As to sealing the wrap, that's a possibility but that would not necessarily seal the tang from water preventing rusting. If it does then that defently is a good option to consider but I have never epoxyed paracord befor. One feature of this knife is you can unwrap the handle and it gives you 12-13 feet of para cord to use in a survival situation if needed and the handle is still usable.

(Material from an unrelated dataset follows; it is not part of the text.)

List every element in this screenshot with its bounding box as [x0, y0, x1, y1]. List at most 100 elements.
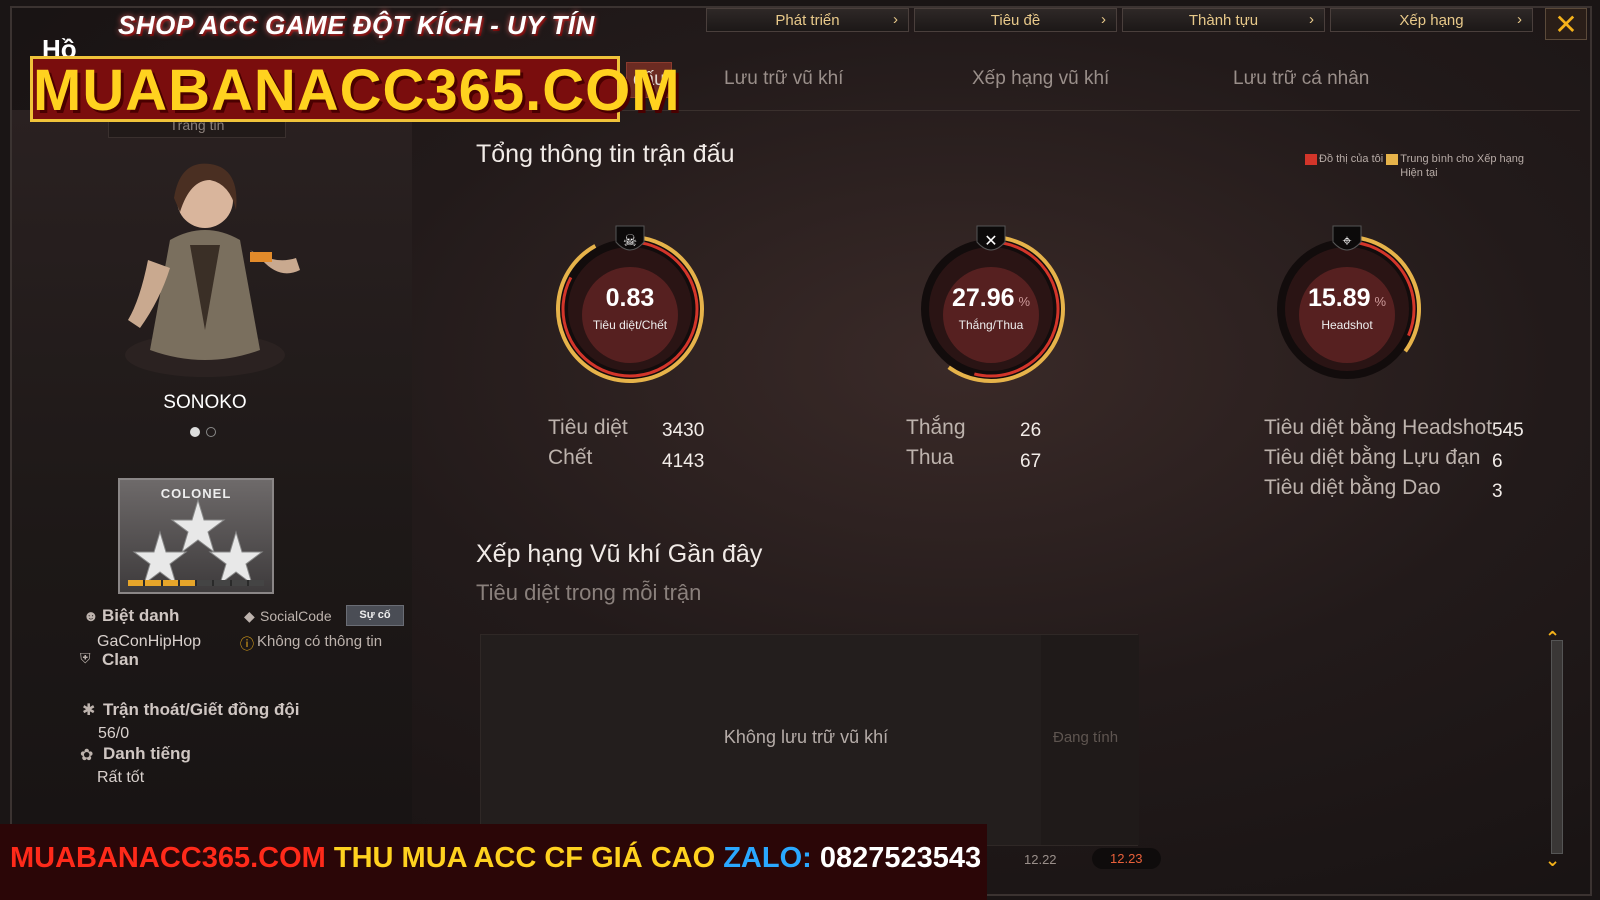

Man z-finit looks nice but damn pricy. Might be worth trying on chunk to see how it works out.
 
Is 440-C have different components in tyhe last couple of years than in the past? I found in use it wasn't a great edge holder. I'm sure AEB-L would be a better choice and for something really great for both working and edge holding, go to M390 or Elmax.
Frank
 
Having tried to re-wrap the handles of an old Ek bowie which has a MUCH simple wrap pattern, I would say epoxy the handle and send the customer an extra 15 feet of paracord, maybe wrapped around the sheath. :D
That is a concern, rewraping the handle would be difficult after removing the cord. It takes me 1/2-1hr to wrap it and I invented the wrap I use. It would be difacult and time consuming for the customer to remove the wrap every time thy service the knife. Plus the cord is trimmed after wrapping and tucked under the wrap so the length of cord is shorter then needed to do the wrap the first time.

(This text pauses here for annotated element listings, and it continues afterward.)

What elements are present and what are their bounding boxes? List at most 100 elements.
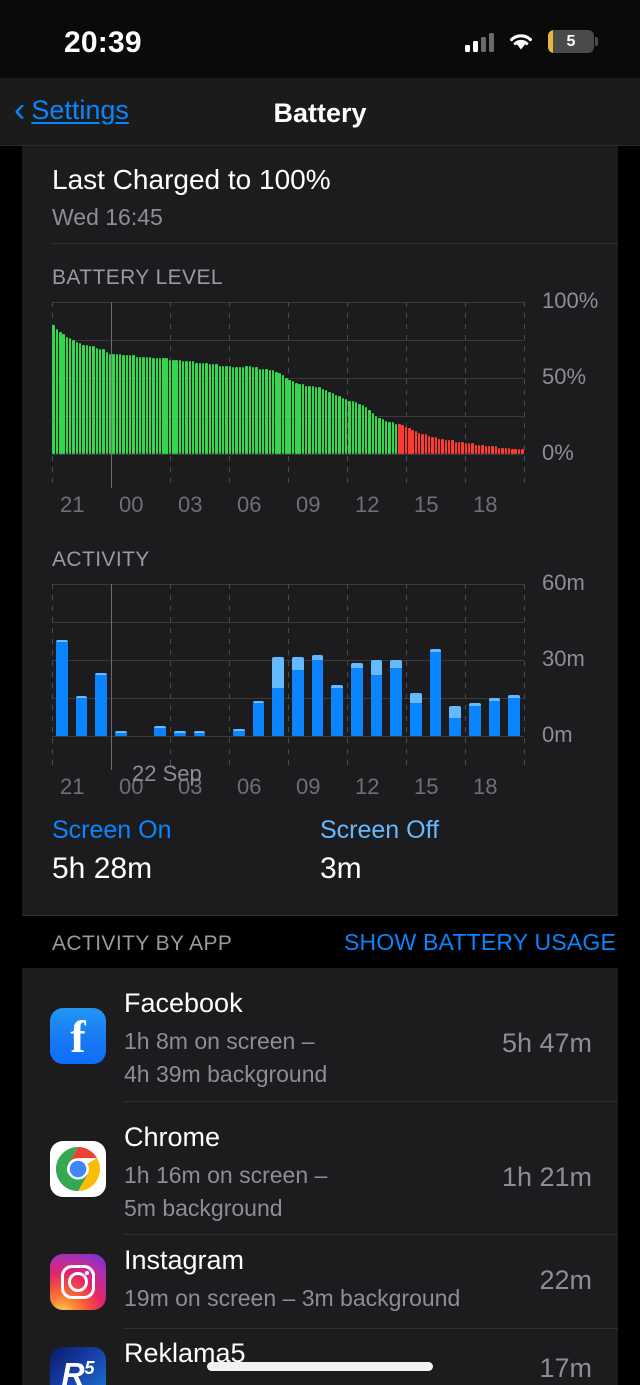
battery-level-bar (148, 356, 152, 454)
battery-level-bar (301, 384, 305, 454)
app-detail-line-1: 19m on screen – 3m background (124, 1285, 461, 1311)
battery-level-bar (261, 368, 265, 454)
battery-level-card: BATTERY LEVEL 100% 50% 0% 21 00 03 06 09 12 15 18 (22, 244, 618, 526)
battery-level-bar (441, 438, 444, 454)
axis-tick (524, 584, 525, 770)
battery-level-bar (318, 387, 321, 454)
battery-level-bar (398, 423, 401, 454)
activity-bar-screen-on (291, 670, 304, 736)
battery-level-bar (358, 403, 361, 454)
battery-level-bar (158, 358, 162, 454)
battery-level-bar (354, 402, 358, 454)
battery-level-bar (438, 438, 441, 454)
battery-level-bar (182, 361, 185, 454)
battery-level-bar (55, 329, 59, 454)
battery-level-bar (168, 359, 172, 454)
battery-level-bar (295, 382, 298, 454)
battery-level-bar (281, 374, 285, 454)
battery-level-bar (384, 420, 388, 454)
battery-level-chart[interactable] (52, 302, 525, 488)
app-row-instagram[interactable]: Instagram 19m on screen – 3m background … (22, 1235, 618, 1329)
battery-level-bar (514, 449, 517, 454)
battery-level-bar (79, 343, 82, 454)
battery-level-bar (471, 443, 474, 454)
battery-level-bar (288, 379, 291, 454)
battery-level-bar (451, 440, 454, 454)
app-name: Facebook (124, 988, 243, 1018)
battery-level-bar (165, 358, 168, 454)
screen-off-value: 3m (320, 852, 362, 885)
battery-level-bar (278, 373, 281, 454)
battery-level-bar (175, 359, 178, 454)
y-axis-label: 50% (542, 364, 587, 389)
battery-cap (595, 37, 598, 46)
activity-bar-screen-on (508, 698, 521, 736)
activity-bar-screen-on (114, 733, 127, 736)
y-axis-label: 0% (542, 440, 574, 465)
app-row-facebook[interactable]: f Facebook 1h 8m on screen – 4h 39m back… (22, 968, 618, 1102)
activity-bar-screen-on (311, 660, 324, 736)
activity-bar-screen-on (409, 703, 422, 736)
axis-tick (288, 584, 289, 770)
activity-card: ACTIVITY 60m 30m 0m 21 00 03 06 09 12 15 18 22 Se… (22, 526, 618, 799)
battery-settings-screen: 20:39 5 ‹ Settings Battery Last Charged … (0, 0, 640, 1385)
y-axis-label: 100% (542, 288, 599, 313)
battery-level-bar (448, 440, 451, 454)
app-detail-line-1: 1h 16m on screen – (124, 1162, 328, 1188)
battery-level-bar (494, 446, 497, 454)
battery-level-bar (504, 447, 507, 454)
battery-level-bar (328, 391, 331, 454)
battery-level-bar (325, 390, 328, 454)
battery-level-bar (285, 378, 288, 454)
battery-level-bar (391, 422, 394, 454)
screen-off-label: Screen Off (320, 816, 440, 844)
axis-tick (524, 302, 525, 488)
screen-on-value: 5h 28m (52, 852, 153, 885)
activity-chart[interactable] (52, 584, 525, 770)
app-row-reklama5[interactable]: R5 Reklama5 17m (22, 1329, 618, 1385)
battery-level-bar (251, 367, 255, 454)
screen-stats-card: Screen On 5h 28m Screen Off 3m (22, 796, 618, 916)
battery-level-bar (92, 346, 95, 454)
battery-level-bar (235, 367, 238, 454)
battery-level-bar (344, 399, 348, 454)
battery-level-bar (142, 356, 145, 454)
battery-level-bar (431, 437, 434, 454)
battery-level-bar (474, 444, 477, 454)
last-charged-title: Last Charged to 100% (52, 164, 331, 195)
battery-level-bar (125, 355, 128, 454)
battery-level-bar (331, 393, 335, 454)
battery-level-bar (467, 443, 471, 454)
scroll-content[interactable]: Last Charged to 100% Wed 16:45 BATTERY L… (0, 146, 640, 1385)
x-axis-label: 09 (296, 492, 321, 517)
battery-level-bar (258, 368, 261, 454)
battery-level-bar (105, 352, 109, 454)
app-row-chrome[interactable]: Chrome 1h 16m on screen – 5m background … (22, 1102, 618, 1235)
battery-level-bar (457, 441, 461, 454)
axis-tick (170, 584, 171, 770)
battery-icon: 5 (548, 30, 598, 53)
activity-bar-screen-on (429, 652, 442, 736)
battery-level-bar (185, 361, 188, 454)
battery-level-bar (321, 388, 325, 454)
axis-tick (52, 584, 53, 770)
battery-level-bar (221, 365, 225, 454)
battery-level-bar (218, 365, 222, 454)
show-battery-usage-button[interactable]: SHOW BATTERY USAGE (344, 929, 616, 956)
home-indicator[interactable] (207, 1362, 433, 1371)
activity-section-title: ACTIVITY (52, 548, 150, 571)
activity-bar-screen-on (468, 705, 481, 736)
battery-level-bar (418, 432, 421, 454)
battery-level-bar (198, 362, 202, 454)
battery-level-bar (454, 441, 458, 454)
activity-bar-screen-off (370, 660, 383, 676)
battery-level-bar (215, 364, 218, 454)
axis-tick (347, 302, 348, 488)
activity-bar-screen-off (291, 657, 304, 671)
battery-level-bar (65, 336, 69, 454)
app-name: Chrome (124, 1122, 221, 1152)
battery-level-bar (275, 371, 278, 454)
battery-level-bar (308, 385, 311, 454)
battery-level-bar (461, 441, 464, 454)
page-title: Battery (273, 98, 367, 128)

As to sealing the wrap, that's a possibility but that would not necessarily seal the tang from water preventing rusting. If it does then that defently is a good option to consider but I have never epoxyed paracord befor. One feature of this knife is you can unwrap the handle and it gives you 12-13 feet of para cord to use in a survival situation if needed and the handle is still usable.

Man z-finit looks nice but damn pricy. Might be worth trying on chunk to see how it works out.
 
Because it isn't as sexy as S35Vn, Elmax, M390, CTS 20V S90V, etc. ;) But is is supposedly fairly tough. With that said, from what I have seen with some recent "abuse" tests with AEB-L, I would at least try a blade using that crusty old stuff.
Funny thing is CPM-154 never crossed my mind. It's a steel that for some reason I wrote off as meh steel. I have no idea why or what gave me that idea.